Die Bilder illustrieren, was Norbert Haase, Geschäftsführer der Stiftung Sächsische Gedenkstätten, die „Alltäglichkeit des Vorgangs“ nennt: Während die Juden unter Aufsicht der Gestapo ihre Habseligkeiten auf einen Lkw laden, hasten Passanten vorüber. Haase fordert, daß das einzigartige Zeitzeugnis in öffentliche Hände übergeben wird.

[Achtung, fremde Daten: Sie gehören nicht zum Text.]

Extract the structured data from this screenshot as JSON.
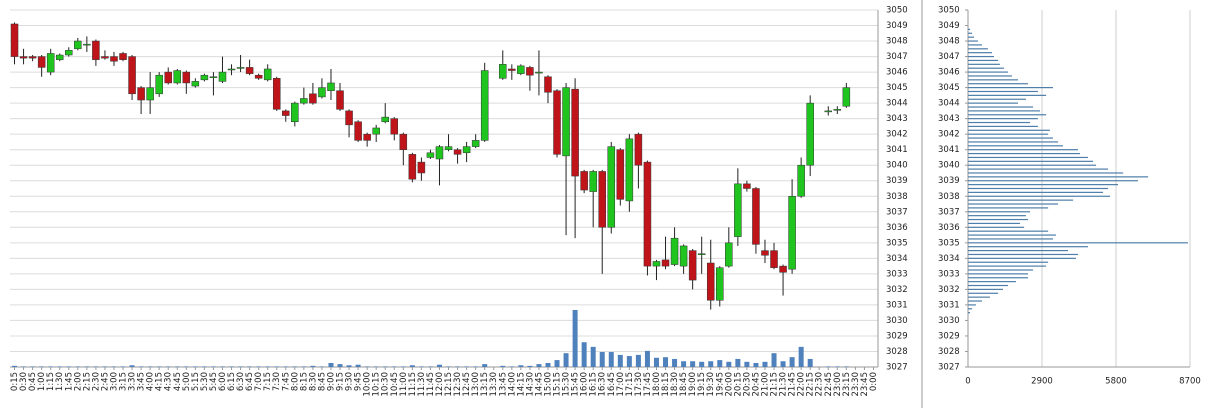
{
  "chart_data": [
    {
      "type": "candlestick",
      "categories": [
        "0:15",
        "0:30",
        "0:45",
        "1:00",
        "1:15",
        "1:30",
        "1:45",
        "2:00",
        "2:15",
        "2:30",
        "2:45",
        "3:00",
        "3:15",
        "3:30",
        "3:45",
        "4:00",
        "4:15",
        "4:30",
        "4:45",
        "5:00",
        "5:15",
        "5:30",
        "5:45",
        "6:00",
        "6:15",
        "6:30",
        "6:45",
        "7:00",
        "7:15",
        "7:30",
        "7:45",
        "8:00",
        "8:15",
        "8:30",
        "8:45",
        "9:00",
        "9:15",
        "9:30",
        "9:45",
        "10:00",
        "10:15",
        "10:30",
        "10:45",
        "11:00",
        "11:15",
        "11:30",
        "11:45",
        "12:00",
        "12:15",
        "12:30",
        "12:45",
        "13:00",
        "13:15",
        "13:30",
        "13:45",
        "14:00",
        "14:15",
        "14:30",
        "14:45",
        "15:00",
        "15:15",
        "15:30",
        "15:45",
        "16:00",
        "16:15",
        "16:30",
        "16:45",
        "17:00",
        "17:15",
        "17:30",
        "17:45",
        "18:00",
        "18:15",
        "18:30",
        "18:45",
        "19:00",
        "19:15",
        "19:30",
        "19:45",
        "20:00",
        "20:15",
        "20:30",
        "20:45",
        "21:00",
        "21:15",
        "21:30",
        "21:45",
        "22:00",
        "22:15",
        "22:30",
        "22:45",
        "23:00",
        "23:15",
        "23:30",
        "23:45",
        "0:00"
      ],
      "open": [
        3049.1,
        3047,
        3047,
        3047,
        3046,
        3046.8,
        3047.1,
        3047.5,
        3047.8,
        3048,
        3047,
        3047,
        3047.2,
        3047,
        3045,
        3044.2,
        3044.6,
        3046,
        3045.3,
        3046,
        3045.1,
        3045.5,
        3045.7,
        3045.4,
        3046.2,
        3046.3,
        3046.3,
        3045.8,
        3045.5,
        3045.6,
        3043.5,
        3042.8,
        3044,
        3044.6,
        3044.4,
        3044.8,
        3044.8,
        3043.5,
        3042.8,
        3042,
        3042,
        3042.8,
        3043,
        3042,
        3040.7,
        3040.2,
        3040.5,
        3040.4,
        3041,
        3041,
        3040.8,
        3041.2,
        3041.6,
        null,
        3045.6,
        3046.2,
        3045.9,
        3046.3,
        3046,
        3045.7,
        3044.8,
        3040.6,
        3044.9,
        3039.6,
        3038.3,
        3039.6,
        3036,
        3041,
        3037.7,
        3042,
        3040.2,
        3033.5,
        3033.9,
        3033.6,
        3033.5,
        3034.5,
        3034.3,
        3033.7,
        3031.3,
        3033.5,
        3035.4,
        3038.8,
        3038.5,
        3034.5,
        3034.5,
        3033.5,
        3033.3,
        3038,
        3040,
        null,
        3043.5,
        3043.6,
        3043.8,
        null,
        null,
        null
      ],
      "high": [
        3049.2,
        3047.5,
        3047.1,
        3047.1,
        3047.5,
        3047.2,
        3047.6,
        3048.2,
        3048.3,
        3048.1,
        3047.4,
        3047.3,
        3047.3,
        3047.1,
        3045.1,
        3046,
        3046,
        3046.3,
        3046.2,
        3046.1,
        3045.6,
        3045.9,
        3046,
        3047,
        3046.5,
        3047.1,
        3046.8,
        3045.9,
        3046.5,
        3045.7,
        3043.6,
        3044.1,
        3045,
        3045.3,
        3045.6,
        3046.2,
        3045.3,
        3043.6,
        3042.9,
        3042.1,
        3042.6,
        3044,
        3043.1,
        3042.1,
        3040.8,
        3040.5,
        3041,
        3041.3,
        3042,
        3041.1,
        3041.5,
        3042,
        3046.6,
        null,
        3047.4,
        3046.5,
        3046.5,
        3046.4,
        3047.4,
        3045.8,
        3044.9,
        3045.3,
        3045.6,
        3039.7,
        3039.7,
        3039.7,
        3041.5,
        3041.1,
        3042,
        3042.1,
        3040.3,
        3033.9,
        3035.4,
        3036,
        3034.9,
        3034.6,
        3035.4,
        3035.2,
        3033.5,
        3036,
        3039.8,
        3039,
        3038.6,
        3035.2,
        3035,
        3033.6,
        3039.1,
        3040.5,
        3044.5,
        null,
        3043.8,
        3043.8,
        3045.3,
        null,
        null,
        null
      ],
      "low": [
        3046.5,
        3046.5,
        3046.7,
        3045.7,
        3045.8,
        3046.7,
        3047,
        3047.4,
        3047.3,
        3046.4,
        3046.8,
        3046.4,
        3046.7,
        3044.2,
        3043.3,
        3043.3,
        3044.4,
        3045.2,
        3045.2,
        3044.6,
        3045,
        3045.4,
        3044.5,
        3045.3,
        3045.8,
        3046,
        3045.8,
        3045.5,
        3045.4,
        3043.5,
        3042.8,
        3042.5,
        3043.9,
        3043.9,
        3044.3,
        3044.2,
        3043.5,
        3041.8,
        3041.5,
        3041.2,
        3041.5,
        3042.7,
        3041.6,
        3040,
        3038.9,
        3039,
        3040.4,
        3038.7,
        3040.9,
        3040.1,
        3040.2,
        3041.1,
        3041.5,
        null,
        3045.5,
        3045.5,
        3045.8,
        3044.8,
        3044.5,
        3044,
        3040.5,
        3035.5,
        3035.3,
        3038.2,
        3036,
        3033,
        3035.6,
        3037.4,
        3037,
        3038.5,
        3032.9,
        3032.6,
        3033.3,
        3033.5,
        3033,
        3032,
        3033,
        3030.7,
        3030.9,
        3033.4,
        3034.8,
        3038.3,
        3034.3,
        3033.7,
        3033.3,
        3031.6,
        3033,
        3037.9,
        3039.3,
        null,
        3043.2,
        3043.3,
        3043.7,
        null,
        null,
        null
      ],
      "close": [
        3047,
        3046.9,
        3046.9,
        3046.3,
        3047.2,
        3047.1,
        3047.4,
        3048,
        3047.8,
        3046.8,
        3046.9,
        3046.7,
        3046.8,
        3044.6,
        3044.2,
        3045,
        3045.8,
        3045.3,
        3046.1,
        3045.3,
        3045.4,
        3045.8,
        3045.7,
        3046,
        3046.2,
        3046.3,
        3045.9,
        3045.6,
        3046.2,
        3043.6,
        3043.2,
        3044,
        3044.3,
        3044,
        3045,
        3045.3,
        3043.6,
        3042.6,
        3041.6,
        3041.6,
        3042.4,
        3043.1,
        3042,
        3041,
        3039.1,
        3039.5,
        3040.8,
        3041.2,
        3041.2,
        3040.7,
        3041.2,
        3041.6,
        3046.1,
        null,
        3046.5,
        3046.1,
        3046.4,
        3045.8,
        3046,
        3044.7,
        3040.7,
        3045,
        3039.3,
        3038.4,
        3039.6,
        3036,
        3041.2,
        3037.8,
        3041.7,
        3040,
        3033.5,
        3033.8,
        3033.5,
        3035.3,
        3034.8,
        3032.6,
        3034.3,
        3031.3,
        3033.4,
        3035,
        3038.8,
        3038.5,
        3034.9,
        3034.2,
        3033.4,
        3033.1,
        3038,
        3040,
        3044,
        null,
        3043.5,
        3043.6,
        3045,
        null,
        null,
        null
      ],
      "volume": [
        2,
        1,
        1,
        1,
        1,
        1,
        1,
        1,
        1,
        1,
        1,
        1,
        1,
        3,
        1,
        1,
        1,
        1,
        1,
        1,
        1,
        1,
        1,
        1,
        1,
        1,
        1,
        1,
        1,
        1,
        1,
        1,
        1,
        2,
        1,
        7,
        5,
        3,
        4,
        1,
        1,
        1,
        1,
        1,
        3,
        1,
        1,
        4,
        1,
        1,
        1,
        1,
        5,
        null,
        2,
        1,
        3,
        2,
        5,
        7,
        12,
        24,
        99,
        43,
        35,
        26,
        26,
        21,
        19,
        21,
        28,
        16,
        17,
        14,
        10,
        10,
        9,
        10,
        12,
        9,
        14,
        9,
        7,
        9,
        24,
        10,
        17,
        35,
        14,
        null,
        1,
        1,
        1,
        null,
        null,
        null
      ],
      "up_color": "#1fc41f",
      "down_color": "#c0141b",
      "volume_color": "#4f81bd",
      "ylim": [
        3027,
        3050
      ],
      "yticks": [
        3027,
        3028,
        3029,
        3030,
        3031,
        3032,
        3033,
        3034,
        3035,
        3036,
        3037,
        3038,
        3039,
        3040,
        3041,
        3042,
        3043,
        3044,
        3045,
        3046,
        3047,
        3048,
        3049,
        3050
      ],
      "y2lim": [
        0,
        620
      ],
      "grid": true
    },
    {
      "type": "hbar",
      "color": "#4e7ea9",
      "y": [
        3048.75,
        3048.5,
        3048.25,
        3048,
        3047.75,
        3047.5,
        3047.25,
        3047,
        3046.75,
        3046.5,
        3046.25,
        3046,
        3045.75,
        3045.5,
        3045.25,
        3045,
        3044.75,
        3044.5,
        3044.25,
        3044,
        3043.75,
        3043.5,
        3043.25,
        3043,
        3042.75,
        3042.5,
        3042.25,
        3042,
        3041.75,
        3041.5,
        3041.25,
        3041,
        3040.75,
        3040.5,
        3040.25,
        3040,
        3039.75,
        3039.5,
        3039.25,
        3039,
        3038.75,
        3038.5,
        3038.25,
        3038,
        3037.75,
        3037.5,
        3037.25,
        3037,
        3036.75,
        3036.5,
        3036.25,
        3036,
        3035.75,
        3035.5,
        3035.25,
        3035,
        3034.75,
        3034.5,
        3034.25,
        3034,
        3033.75,
        3033.5,
        3033.25,
        3033,
        3032.75,
        3032.5,
        3032.25,
        3032,
        3031.75,
        3031.5,
        3031.25,
        3031,
        3030.75,
        3030.5
      ],
      "values": [
        80,
        160,
        235,
        390,
        550,
        780,
        940,
        1020,
        1180,
        1250,
        1410,
        1570,
        1720,
        1960,
        2350,
        3330,
        2740,
        3060,
        2270,
        1960,
        2550,
        2820,
        3060,
        2740,
        2430,
        2740,
        3210,
        3140,
        3330,
        3530,
        3720,
        4310,
        4390,
        4700,
        4900,
        5020,
        5490,
        6080,
        7060,
        6660,
        5880,
        5490,
        5290,
        5570,
        4120,
        3530,
        3140,
        2430,
        2270,
        2350,
        2040,
        2200,
        3140,
        3450,
        3330,
        8620,
        4700,
        3920,
        4310,
        4230,
        3140,
        3060,
        2550,
        2350,
        2350,
        1880,
        1570,
        1370,
        1180,
        860,
        550,
        310,
        160,
        80
      ],
      "xlim": [
        0,
        8700
      ],
      "xticks": [
        0,
        2900,
        5800,
        8700
      ],
      "ylim": [
        3027,
        3050
      ],
      "yticks": [
        3027,
        3028,
        3029,
        3030,
        3031,
        3032,
        3033,
        3034,
        3035,
        3036,
        3037,
        3038,
        3039,
        3040,
        3041,
        3042,
        3043,
        3044,
        3045,
        3046,
        3047,
        3048,
        3049,
        3050
      ]
    }
  ]
}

Wem jedoch der Film gehört und wie damit in der Öffentlichkeit umzugehen ist, darüber wird in der sächsischen Landeshauptstadt derzeit gestritten.

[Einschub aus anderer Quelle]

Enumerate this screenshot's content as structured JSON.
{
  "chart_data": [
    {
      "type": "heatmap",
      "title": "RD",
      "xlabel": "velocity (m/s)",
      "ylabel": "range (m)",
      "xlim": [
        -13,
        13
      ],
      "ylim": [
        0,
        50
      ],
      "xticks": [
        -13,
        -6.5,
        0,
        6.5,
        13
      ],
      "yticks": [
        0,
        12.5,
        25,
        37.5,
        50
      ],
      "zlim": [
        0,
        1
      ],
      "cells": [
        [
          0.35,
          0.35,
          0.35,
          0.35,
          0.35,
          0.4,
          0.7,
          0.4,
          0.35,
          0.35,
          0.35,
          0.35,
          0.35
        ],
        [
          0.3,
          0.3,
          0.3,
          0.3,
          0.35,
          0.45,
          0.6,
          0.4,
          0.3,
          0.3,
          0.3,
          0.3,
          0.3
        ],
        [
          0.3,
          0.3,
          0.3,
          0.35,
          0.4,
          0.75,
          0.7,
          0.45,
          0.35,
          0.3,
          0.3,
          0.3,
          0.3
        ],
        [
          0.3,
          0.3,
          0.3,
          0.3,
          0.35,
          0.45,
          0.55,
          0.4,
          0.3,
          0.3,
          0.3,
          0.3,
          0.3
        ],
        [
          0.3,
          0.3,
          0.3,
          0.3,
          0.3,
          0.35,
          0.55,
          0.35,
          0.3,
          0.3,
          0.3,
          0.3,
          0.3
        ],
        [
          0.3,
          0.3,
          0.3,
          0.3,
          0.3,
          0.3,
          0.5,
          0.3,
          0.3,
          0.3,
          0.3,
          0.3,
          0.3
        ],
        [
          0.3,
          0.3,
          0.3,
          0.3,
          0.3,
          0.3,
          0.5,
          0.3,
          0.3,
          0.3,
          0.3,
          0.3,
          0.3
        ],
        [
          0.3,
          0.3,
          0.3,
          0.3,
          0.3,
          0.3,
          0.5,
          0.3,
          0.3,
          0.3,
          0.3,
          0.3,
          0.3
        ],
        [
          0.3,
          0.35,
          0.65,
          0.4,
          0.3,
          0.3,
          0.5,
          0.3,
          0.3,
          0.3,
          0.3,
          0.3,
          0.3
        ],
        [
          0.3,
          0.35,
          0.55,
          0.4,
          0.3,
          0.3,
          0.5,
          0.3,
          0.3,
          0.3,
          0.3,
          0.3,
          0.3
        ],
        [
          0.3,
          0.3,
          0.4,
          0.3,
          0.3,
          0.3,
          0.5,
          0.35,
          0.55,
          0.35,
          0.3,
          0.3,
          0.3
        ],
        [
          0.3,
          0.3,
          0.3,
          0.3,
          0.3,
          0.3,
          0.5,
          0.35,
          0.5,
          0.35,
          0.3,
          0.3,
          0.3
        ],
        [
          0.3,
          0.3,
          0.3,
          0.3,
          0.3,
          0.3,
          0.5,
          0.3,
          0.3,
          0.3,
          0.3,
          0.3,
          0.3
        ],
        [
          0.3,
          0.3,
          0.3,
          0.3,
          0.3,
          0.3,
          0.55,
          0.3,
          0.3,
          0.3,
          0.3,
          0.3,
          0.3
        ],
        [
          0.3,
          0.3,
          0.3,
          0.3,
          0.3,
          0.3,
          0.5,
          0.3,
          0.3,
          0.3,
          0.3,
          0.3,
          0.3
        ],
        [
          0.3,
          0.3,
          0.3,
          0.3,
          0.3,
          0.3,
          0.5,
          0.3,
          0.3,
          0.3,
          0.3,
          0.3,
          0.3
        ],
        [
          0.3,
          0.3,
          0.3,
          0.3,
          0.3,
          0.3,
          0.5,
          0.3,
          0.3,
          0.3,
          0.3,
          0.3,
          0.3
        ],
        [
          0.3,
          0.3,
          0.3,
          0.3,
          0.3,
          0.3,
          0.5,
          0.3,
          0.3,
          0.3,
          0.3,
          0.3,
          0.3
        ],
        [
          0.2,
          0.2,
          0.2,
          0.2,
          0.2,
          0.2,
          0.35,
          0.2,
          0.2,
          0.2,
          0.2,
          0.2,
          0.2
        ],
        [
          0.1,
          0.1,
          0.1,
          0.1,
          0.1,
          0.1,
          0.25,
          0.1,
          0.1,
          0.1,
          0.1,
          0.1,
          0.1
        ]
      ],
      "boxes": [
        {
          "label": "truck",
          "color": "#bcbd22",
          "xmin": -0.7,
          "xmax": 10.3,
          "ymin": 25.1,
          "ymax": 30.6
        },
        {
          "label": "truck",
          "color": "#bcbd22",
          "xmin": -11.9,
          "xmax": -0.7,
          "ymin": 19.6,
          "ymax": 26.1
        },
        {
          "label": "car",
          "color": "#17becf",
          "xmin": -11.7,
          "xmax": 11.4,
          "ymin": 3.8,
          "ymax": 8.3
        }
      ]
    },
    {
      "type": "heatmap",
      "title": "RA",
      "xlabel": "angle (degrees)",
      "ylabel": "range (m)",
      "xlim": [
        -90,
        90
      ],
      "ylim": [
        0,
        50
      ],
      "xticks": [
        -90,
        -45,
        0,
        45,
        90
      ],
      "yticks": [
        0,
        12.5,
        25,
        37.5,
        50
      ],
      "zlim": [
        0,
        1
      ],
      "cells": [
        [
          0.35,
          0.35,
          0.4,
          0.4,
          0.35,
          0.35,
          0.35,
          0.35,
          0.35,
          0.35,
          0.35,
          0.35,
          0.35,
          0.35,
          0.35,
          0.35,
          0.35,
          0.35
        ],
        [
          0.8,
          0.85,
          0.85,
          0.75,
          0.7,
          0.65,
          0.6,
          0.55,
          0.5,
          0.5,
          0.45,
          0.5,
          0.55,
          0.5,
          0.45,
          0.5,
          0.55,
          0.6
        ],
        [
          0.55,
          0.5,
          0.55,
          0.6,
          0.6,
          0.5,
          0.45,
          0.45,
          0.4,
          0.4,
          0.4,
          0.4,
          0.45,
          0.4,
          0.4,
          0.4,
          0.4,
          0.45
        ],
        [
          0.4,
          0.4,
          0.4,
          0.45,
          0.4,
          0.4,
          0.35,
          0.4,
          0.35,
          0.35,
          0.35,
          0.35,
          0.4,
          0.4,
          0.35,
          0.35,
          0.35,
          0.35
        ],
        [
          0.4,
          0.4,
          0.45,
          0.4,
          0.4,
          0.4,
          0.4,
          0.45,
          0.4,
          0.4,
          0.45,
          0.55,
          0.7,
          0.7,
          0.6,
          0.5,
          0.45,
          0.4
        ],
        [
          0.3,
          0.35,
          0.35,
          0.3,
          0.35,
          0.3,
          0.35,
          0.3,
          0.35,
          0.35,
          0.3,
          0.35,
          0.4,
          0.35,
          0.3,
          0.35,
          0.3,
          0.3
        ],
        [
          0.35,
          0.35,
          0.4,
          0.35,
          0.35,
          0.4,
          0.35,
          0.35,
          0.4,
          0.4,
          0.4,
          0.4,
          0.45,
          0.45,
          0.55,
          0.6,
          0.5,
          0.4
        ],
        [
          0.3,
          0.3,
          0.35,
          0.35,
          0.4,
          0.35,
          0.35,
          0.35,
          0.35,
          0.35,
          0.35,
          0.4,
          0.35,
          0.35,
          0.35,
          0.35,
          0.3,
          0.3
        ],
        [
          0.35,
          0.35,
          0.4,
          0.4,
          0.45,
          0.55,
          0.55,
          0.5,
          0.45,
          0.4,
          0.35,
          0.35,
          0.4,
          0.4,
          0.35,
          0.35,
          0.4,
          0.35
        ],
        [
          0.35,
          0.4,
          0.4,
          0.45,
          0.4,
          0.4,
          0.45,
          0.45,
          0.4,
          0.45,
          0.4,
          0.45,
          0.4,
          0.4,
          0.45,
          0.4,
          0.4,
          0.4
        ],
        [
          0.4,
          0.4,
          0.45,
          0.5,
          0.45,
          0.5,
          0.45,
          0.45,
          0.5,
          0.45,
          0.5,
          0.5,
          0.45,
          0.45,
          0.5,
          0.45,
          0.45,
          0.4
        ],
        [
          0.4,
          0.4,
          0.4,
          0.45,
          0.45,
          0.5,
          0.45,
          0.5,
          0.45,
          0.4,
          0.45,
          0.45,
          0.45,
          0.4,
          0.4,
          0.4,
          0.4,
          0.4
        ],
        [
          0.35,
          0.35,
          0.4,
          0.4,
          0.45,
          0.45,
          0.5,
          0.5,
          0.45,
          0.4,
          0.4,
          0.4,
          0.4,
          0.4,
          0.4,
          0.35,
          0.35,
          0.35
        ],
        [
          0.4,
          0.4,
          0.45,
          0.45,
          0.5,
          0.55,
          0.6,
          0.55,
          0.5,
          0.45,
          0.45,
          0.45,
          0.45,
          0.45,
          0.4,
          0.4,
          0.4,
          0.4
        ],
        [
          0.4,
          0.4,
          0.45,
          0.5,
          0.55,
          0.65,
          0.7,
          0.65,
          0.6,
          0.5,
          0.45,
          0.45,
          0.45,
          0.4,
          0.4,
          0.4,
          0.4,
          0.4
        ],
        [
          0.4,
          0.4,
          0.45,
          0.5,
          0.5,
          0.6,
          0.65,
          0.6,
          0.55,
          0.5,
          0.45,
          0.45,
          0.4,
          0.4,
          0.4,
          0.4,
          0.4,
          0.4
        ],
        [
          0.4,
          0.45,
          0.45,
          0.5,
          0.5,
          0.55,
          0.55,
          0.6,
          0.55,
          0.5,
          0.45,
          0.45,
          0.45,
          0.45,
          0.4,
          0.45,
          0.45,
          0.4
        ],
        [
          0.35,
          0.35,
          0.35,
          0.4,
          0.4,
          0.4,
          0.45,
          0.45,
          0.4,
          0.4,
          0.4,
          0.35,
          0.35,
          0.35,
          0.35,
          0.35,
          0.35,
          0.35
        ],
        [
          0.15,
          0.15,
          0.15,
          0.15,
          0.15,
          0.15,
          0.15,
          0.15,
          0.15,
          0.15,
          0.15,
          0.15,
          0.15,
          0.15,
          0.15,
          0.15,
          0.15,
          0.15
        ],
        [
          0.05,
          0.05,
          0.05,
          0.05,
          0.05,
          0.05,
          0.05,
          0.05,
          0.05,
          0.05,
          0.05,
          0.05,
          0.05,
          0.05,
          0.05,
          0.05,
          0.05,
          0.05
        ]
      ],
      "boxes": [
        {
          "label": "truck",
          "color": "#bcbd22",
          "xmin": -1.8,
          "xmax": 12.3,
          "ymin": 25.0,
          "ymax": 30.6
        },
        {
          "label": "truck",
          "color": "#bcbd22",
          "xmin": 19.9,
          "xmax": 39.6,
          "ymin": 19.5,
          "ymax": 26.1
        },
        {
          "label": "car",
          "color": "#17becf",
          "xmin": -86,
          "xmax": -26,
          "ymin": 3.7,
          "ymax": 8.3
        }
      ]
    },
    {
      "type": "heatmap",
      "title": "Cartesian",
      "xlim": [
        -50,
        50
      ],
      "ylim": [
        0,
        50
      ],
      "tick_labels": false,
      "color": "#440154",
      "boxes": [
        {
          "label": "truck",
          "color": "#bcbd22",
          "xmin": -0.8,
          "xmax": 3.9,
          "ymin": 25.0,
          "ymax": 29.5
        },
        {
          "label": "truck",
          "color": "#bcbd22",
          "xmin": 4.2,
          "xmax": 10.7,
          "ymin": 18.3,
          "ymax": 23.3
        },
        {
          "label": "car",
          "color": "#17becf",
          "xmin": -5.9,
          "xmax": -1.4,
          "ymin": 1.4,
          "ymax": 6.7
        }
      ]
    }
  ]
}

Bereits 1995 hatte der Dresdner Fotojournalist Erich Höhne das gut 20minütige, stark in Mitleidenschaft gezogene Zelluloidfragment dem Dresdner Filmhistoriker Ernst Hirsch übergeben. Die Entstehungsumstände des Films wurden allerdings erst kürzlich bekannt, als der ehemalige Laborchef von Zeiss-Ikon, der 85jährige Walter Rieder, berichtete, er sei seinerzeit vom Vorstand des Unternehmens beauftragt worden, die Einrichtung des Lagers, einer Durchgangsstation auf dem Weg nach Auschwitz, festzuhalten. Der inzwischen hochbetagte Höhne führte die Kamera, zu dokumentarischen Zwecken, wie Hirsch vermutet. Durch einmontierte Zwischentexte erkennt man jedoch eine eindeutig propagandistische und antisemitische Intention, die wiederum durch die eindringlichen Porträtaufnahmen der Verfolgten konterkariert wird.

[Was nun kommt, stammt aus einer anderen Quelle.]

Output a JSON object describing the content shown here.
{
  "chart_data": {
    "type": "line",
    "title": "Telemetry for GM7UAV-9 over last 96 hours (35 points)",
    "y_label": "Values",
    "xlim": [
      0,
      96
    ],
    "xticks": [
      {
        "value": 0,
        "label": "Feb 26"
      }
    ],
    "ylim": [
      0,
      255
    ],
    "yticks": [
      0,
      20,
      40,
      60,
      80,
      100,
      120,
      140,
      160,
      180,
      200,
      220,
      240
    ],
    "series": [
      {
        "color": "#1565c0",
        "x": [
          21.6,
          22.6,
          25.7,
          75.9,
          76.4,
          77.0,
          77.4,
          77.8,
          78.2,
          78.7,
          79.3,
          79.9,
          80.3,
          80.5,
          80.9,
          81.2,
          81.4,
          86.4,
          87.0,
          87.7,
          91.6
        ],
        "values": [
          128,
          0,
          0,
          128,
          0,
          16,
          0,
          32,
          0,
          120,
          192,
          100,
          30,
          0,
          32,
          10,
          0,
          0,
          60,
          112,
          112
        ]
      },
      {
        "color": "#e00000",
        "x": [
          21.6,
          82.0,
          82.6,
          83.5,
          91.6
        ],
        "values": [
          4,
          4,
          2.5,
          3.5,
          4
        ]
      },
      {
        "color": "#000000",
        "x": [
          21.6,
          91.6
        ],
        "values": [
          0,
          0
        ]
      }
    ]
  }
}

Gemeinsam mit dem Berliner Filmemacher und Sat.1-Redakteur Ulrich Teschner hat Hirsch eine filmische Spurensuche gedreht, die von den historischen Aufnahmen ausgeht und ehemalige Dresdner Juden in Israel und in den USA zu Wort kommen läßt. Eine medienwirksame Erinnerungswoche, die Teschner aus Anlaß des 55. Jahrestages der Einrichtung des Lagers im November plant, sorgt nun für Kontroversen. Höhepunkt soll eine Erinnerungsstunde auf dem Hellerberg sein, bei der dreihundert Windlichter angezündet und „etwa drei Festredner“ reden sollen. Mehrfach stehen das Filmdokument sowie die Teschner-Dokumentation auf dem Programm. Es hat lange gedauert, bis diese Mischung aus gefühligem Gedenken und Shoah-Busineß in Dresden Anstoß erregte. Helmut Aris vom Vorstand der Jüdischen Gemeinde, die Teschner als Mitveranstalter einspannen will, kritisierte einen überarbeiteten Programmentwurf als „zu spektakulär“ und „kommerziell“. Friedrich- Wilhelm Junge, Leiter des Dresdner „Theaterkahns“ und Mitinitiator des Förderkreises für den Neubau einer Synagoge in Dresden, sprach gar von einer Festwoche, die den Charakter einer PR-Veranstaltung für den Film habe, der offenbar im Schlepptau der Klemperer-Tagebücher weltweit vermarktet werden solle.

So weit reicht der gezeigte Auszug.